Cloud SLA (Government / Defense)

I teach a cloud computing course for Thomas Erl @ Arcitura from time to time and the question that always comes up is the one about service level agreements.   It is a complicated subject that does not get enough attention in our industry.  I am presenting some of the discussions that we have had in class and some of the questions asked all relative to cloud computing and mostly aligned to the defense industry.    This is part of an SLA series of blogs to get people thinking about their requirements and to understand what an SLA can do or not do for a business.

Today I will share a short story .

It was 5:00 PM on a monday afternoon,  a routine procedure on a patient in London turned into a catastrophic challenge requiring expertise from across the pond.    Dr.  Jack Ash is a leading Gastroenterologist living in Ontario, Canada.   Dr. Ash received a call asking if he could help the patient in London.   Dr. Ash has extensive experience with remote surgery a relatively new practice taking shape using cloud oriented services.   Dr. Ash is using IT services provided by the hospital in Ontario.  The services in London are with a different hospital and a different IT service provider.   The configuration of the services look very similar to this (see figure 2)

The SLA looks something like this IT_Service_Level_Agreement_Publish_To_Customers.   Dr. Ash didn’t have much time, he needed to act fast.   He ran down to the office and coordinated all of the requirements with the remote team in London.   This situation had been discussed before and the staff had practice with dummies and cadavers.  Fortunately for Dr. Ash he routinely performs procedures like this in Ontario between hospitals often.

The stage was set, the anesthesiologist had the patient stable and all of the supporting staff acted as planned.   Due to the situation and set backs some time had gone by and the procedure took place closer to 8:00 PM .

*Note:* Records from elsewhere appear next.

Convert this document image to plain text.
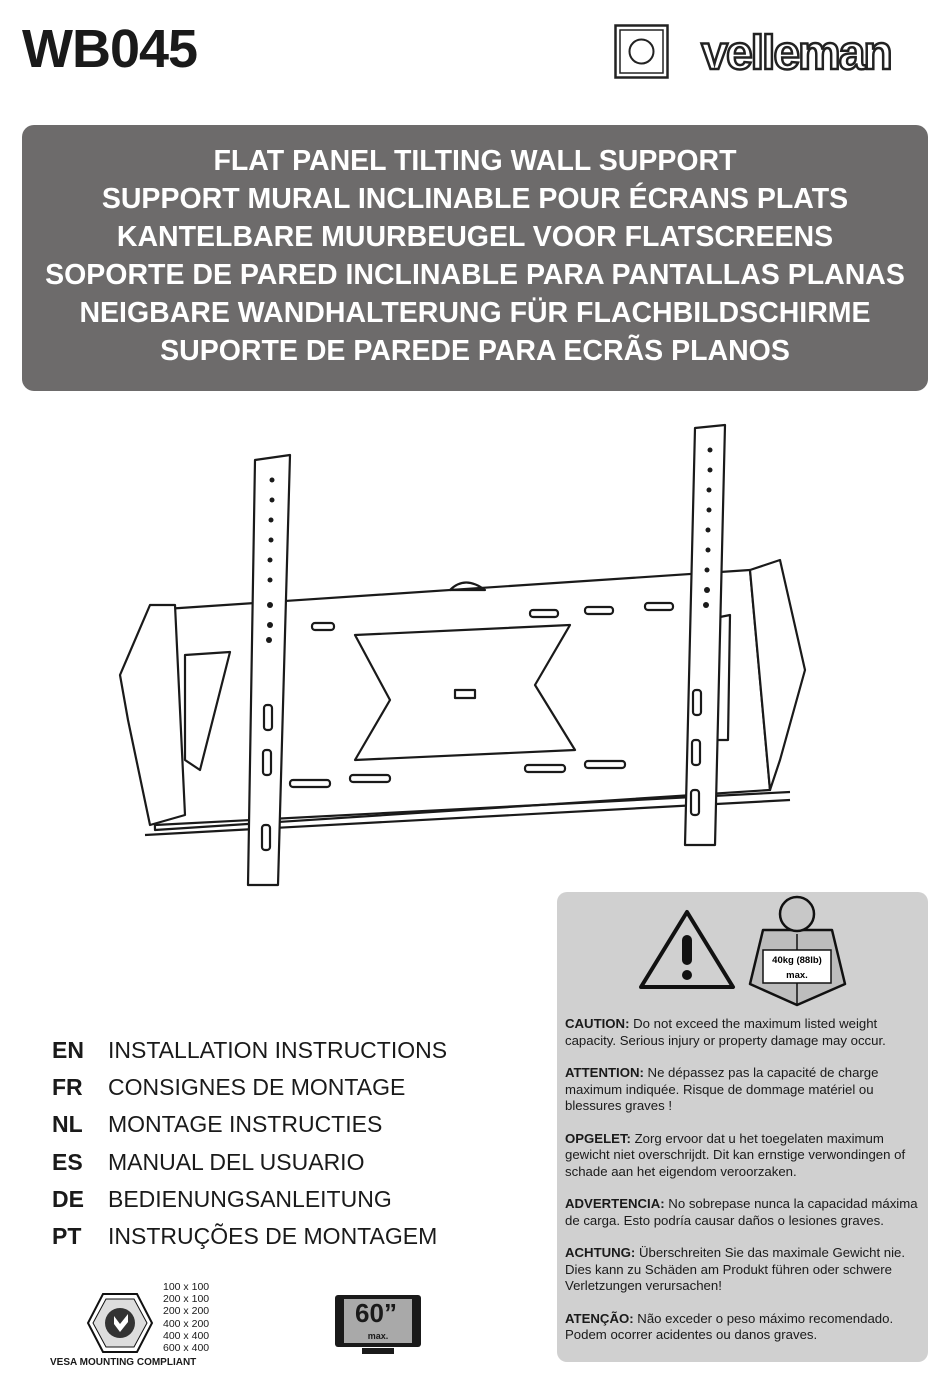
WB045	velleman
FLAT PANEL TILTING WALL SUPPORT
SUPPORT MURAL INCLINABLE POUR ÉCRANS PLATS
KANTELBARE MUURBEUGEL VOOR FLATSCREENS
SOPORTE DE PARED INCLINABLE PARA PANTALLAS PLANAS
NEIGBARE WANDHALTERUNG FÜR FLACHBILDSCHIRME
SUPORTE DE PAREDE PARA ECRÃS PLANOS
EN	INSTALLATION INSTRUCTIONS
FR	CONSIGNES DE MONTAGE
NL	MONTAGE INSTRUCTIES
ES	MANUAL DEL USUARIO
DE	BEDIENUNGSANLEITUNG
PT	INSTRUÇÕES DE MONTAGEM
40kg (88lb)
max.

CAUTION: Do not exceed the maximum listed weight capacity. Serious injury or property damage may occur.

ATTENTION: Ne dépassez pas la capacité de charge maximum indiquée. Risque de dommage matériel ou blessures graves !

OPGELET: Zorg ervoor dat u het toegelaten maximum gewicht niet overschrijdt. Dit kan ernstige verwondingen of schade aan het eigendom veroorzaken.

ADVERTENCIA: No sobrepase nunca la capacidad máxima de carga. Esto podría causar daños o lesiones graves.

ACHTUNG: Überschreiten Sie das maximale Gewicht nie. Dies kann zu Schäden am Produkt führen oder schwere Verletzungen verursachen!

ATENÇÃO: Não exceder o peso máximo recomendado. Podem ocorrer acidentes ou danos graves.

VESA MOUNTING COMPLIANT
100 x 100
200 x 100
200 x 200
400 x 200
400 x 400
600 x 400
60”
max.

Dr. Ash started the robotic services and invoked various commands over the network.  At first the procedure was going well, there were some minor fluctuations with bandwidth but nothing major.  In order to make sure that the network connectivity was consistent Dr. Ash asked a staff member to call over to his local IT and make sure QoS was turned on.   The helpdesk reported back quickly that all available resources and network traffic managing the robotic services had priority on the network.   The procedure continued and Dr. Ash was noticing severe latency through his video stream.   He had to act fast to finish the procedure and just as he was finishing the final maneuvers, the robotic arms lost connection.  Luckily the original staff working on patient x were in the room for Dr. Ash to talk through the final moments.

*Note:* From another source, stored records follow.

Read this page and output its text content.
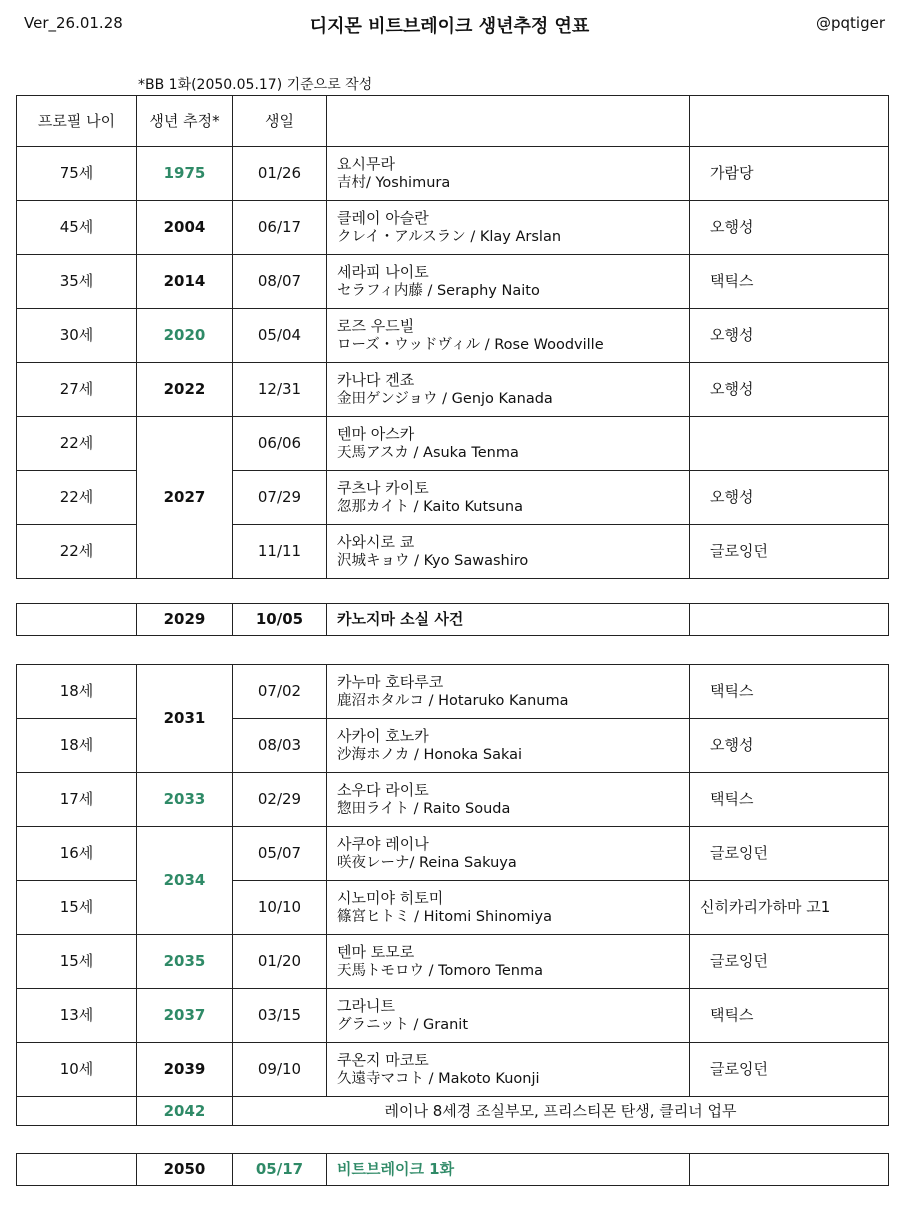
Ver_26.01.28	디지몬 비트브레이크 생년추정 연표	@pqtiger
*BB 1화(2050.05.17) 기준으로 작성
프로필 나이	생년 추정*	생일		
75세	1975	01/26	요시무라
吉村/ Yoshimura	가람당
45세	2004	06/17	클레이 아슬란
クレイ・アルスラン / Klay Arslan	오행성
35세	2014	08/07	세라피 나이토
セラフィ内藤 / Seraphy Naito	택틱스
30세	2020	05/04	로즈 우드빌
ローズ・ウッドヴィル / Rose Woodville	오행성
27세	2022	12/31	카나다 겐죠
金田ゲンジョウ / Genjo Kanada	오행성
22세	2027	06/06	텐마 아스카
天馬アスカ / Asuka Tenma	

22세		07/29	쿠츠나 카이토
忽那カイト / Kaito Kutsuna	오행성
22세		11/11	사와시로 쿄
沢城キョウ / Kyo Sawashiro	글로잉던
	2029	10/05	카노지마 소실 사건	
18세	2031	07/02	카누마 호타루코
鹿沼ホタルコ / Hotaruko Kanuma	택틱스
18세		08/03	사카이 호노카
沙海ホノカ / Honoka Sakai	오행성
17세	2033	02/29	소우다 라이토
惣田ライト / Raito Souda	택틱스
16세	2034	05/07	사쿠야 레이나
咲夜レーナ/ Reina Sakuya	글로잉던
15세		10/10	시노미야 히토미
篠宮ヒトミ / Hitomi Shinomiya	신히카리가하마 고1
15세	2035	01/20	텐마 토모로
天馬トモロウ / Tomoro Tenma	글로잉던
13세	2037	03/15	그라니트
グラニット / Granit	택틱스
10세	2039	09/10	쿠온지 마코토
久遠寺マコト / Makoto Kuonji	글로잉던
	2042	레이나 8세경 조실부모, 프리스티몬 탄생, 클리너 업무		
	2050	05/17	비트브레이크 1화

What happened?  Why did the arm lose connectivity?  How did the SLA help?  How could the SLA have helped?

Although this story was not real, the technology is real and the fact is that medical practitioners are doing something like this today.   Why did the arm lose connectivity?  I’ll give you a hint, there was a soccer game at Chelsea and there were a lot of people in London very interested in that game.

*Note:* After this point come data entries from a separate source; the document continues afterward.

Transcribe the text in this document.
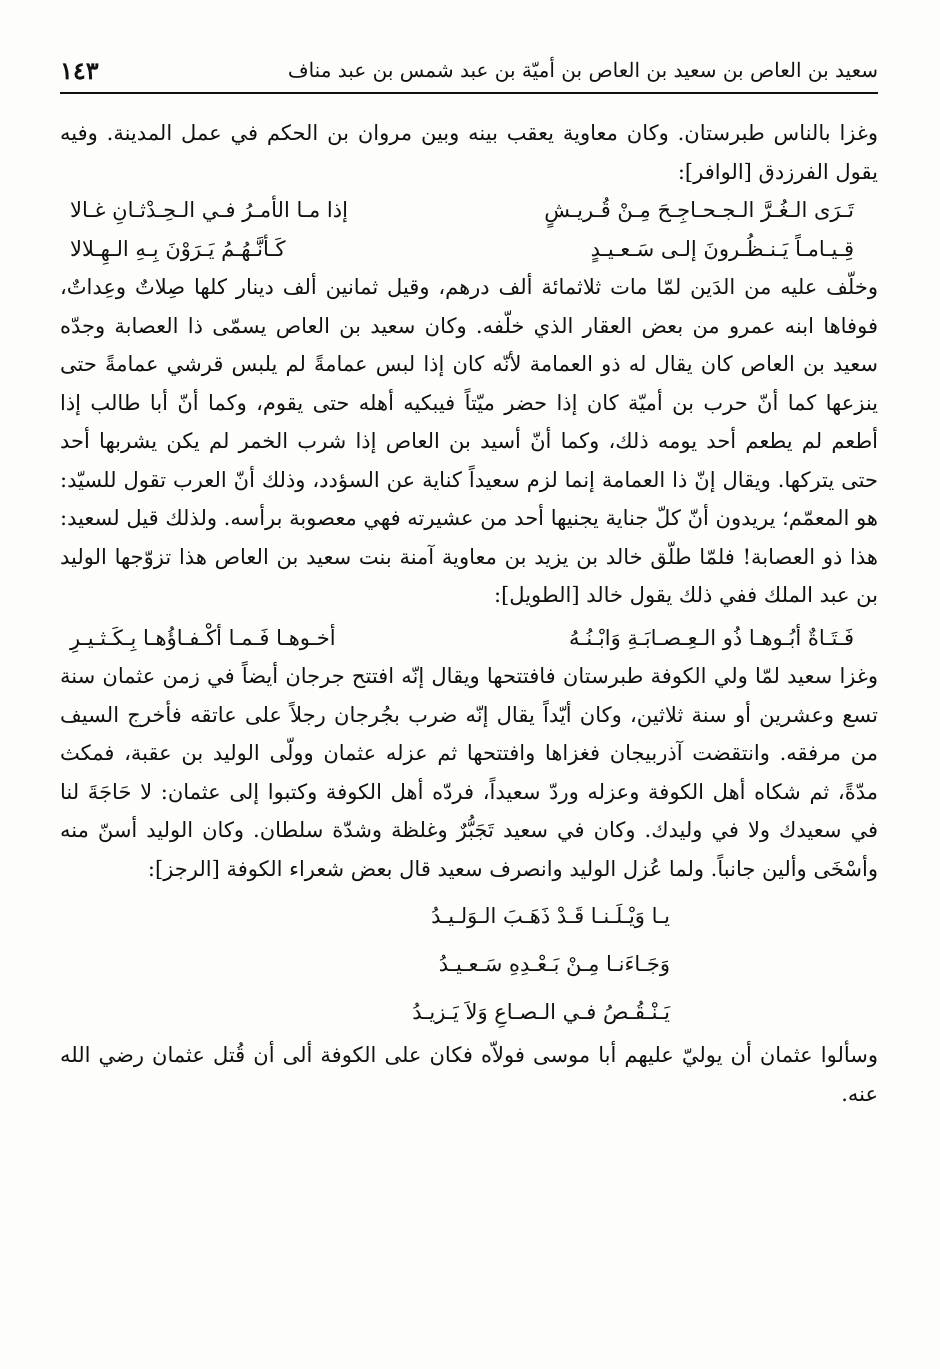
سعيد بن العاص بن سعيد بن العاص بن أميّة بن عبد شمس بن عبد مناف
١٤٣

وغزا بالناس طبرستان. وكان معاوية يعقب بينه وبين مروان بن الحكم في عمل المدينة. وفيه يقول الفرزدق [الوافر]:

تَـرَى الـغُـرَّ الـجـحـاجِـحَ مِـنْ قُـريـشٍ
إذا مـا الأمـرُ فـي الـحِـدْثـانِ غـالا
قِـيـامـاً يَـنـظُـرونَ إلـى سَـعـيـدٍ
كَـأنَّـهُـمُ يَـرَوْنَ بِـهِ الـهِـلالا

وخلّف عليه من الدَين لمّا مات ثلاثمائة ألف درهم، وقيل ثمانين ألف دينار كلها صِلاتٌ وعِداتٌ، فوفاها ابنه عمرو من بعض العقار الذي خلّفه. وكان سعيد بن العاص يسمّى ذا العصابة وجدّه سعيد بن العاص كان يقال له ذو العمامة لأنّه كان إذا لبس عمامةً لم يلبس قرشي عمامةً حتى ينزعها كما أنّ حرب بن أميّة كان إذا حضر ميّتاً فيبكيه أهله حتى يقوم، وكما أنّ أبا طالب إذا أطعم لم يطعم أحد يومه ذلك، وكما أنّ أسيد بن العاص إذا شرب الخمر لم يكن يشربها أحد حتى يتركها. ويقال إنّ ذا العمامة إنما لزم سعيداً كناية عن السؤدد، وذلك أنّ العرب تقول للسيّد: هو المعمّم؛ يريدون أنّ كلّ جناية يجنيها أحد من عشيرته فهي معصوبة برأسه. ولذلك قيل لسعيد: هذا ذو العصابة! فلمّا طلّق خالد بن يزيد بن معاوية آمنة بنت سعيد بن العاص هذا تزوّجها الوليد بن عبد الملك ففي ذلك يقول خالد [الطويل]:

فَـتَـاةٌ أبُـوهـا ذُو الـعِـصـابَـةِ وَابْـنُـهُ
أخـوهـا فَـمـا أكْـفـاؤُهـا بِـكَـثـيـرِ

وغزا سعيد لمّا ولي الكوفة طبرستان فافتتحها ويقال إنّه افتتح جرجان أيضاً في زمن عثمان سنة تسع وعشرين أو سنة ثلاثين، وكان أيّداً يقال إنّه ضرب بجُرجان رجلاً على عاتقه فأخرج السيف من مرفقه. وانتقضت آذربيجان فغزاها وافتتحها ثم عزله عثمان وولّى الوليد بن عقبة، فمكث مدّةً، ثم شكاه أهل الكوفة وعزله وردّ سعيداً، فردّه أهل الكوفة وكتبوا إلى عثمان: لا حَاجَةَ لنا في سعيدك ولا في وليدك. وكان في سعيد تَجَبُّرٌ وغلظة وشدّة سلطان. وكان الوليد أسنّ منه وأسْخَى وألين جانباً. ولما عُزل الوليد وانصرف سعيد قال بعض شعراء الكوفة [الرجز]:

يـا وَيْـلَـنـا قَـدْ ذَهَـبَ الـوَلـيـدُ
وَجَـاءَنـا مِـنْ بَـعْـدِهِ سَـعـيـدُ
يَـنْـقُـصُ فـي الـصـاعِ وَلاَ يَـزيـدُ

وسألوا عثمان أن يوليّ عليهم أبا موسى فولاّه فكان على الكوفة ألى أن قُتل عثمان رضي الله عنه.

There are various reasons for the potential failure of service.   The problem is that most people focus on what technology can do as opposed to understanding where it make sense to use services like this and where it makes sense not to use these services.   There are plenty of business cases that could have created a more stable environment but more often than not businesses choose to go head first into situations like this.   It seems like a great idea and they even had an SLA!  I wonder what that would have done for patient x had this person died.

These are some of the concepts that we will need to explore further.  I will put together some defense oriented generic scenarios for thought.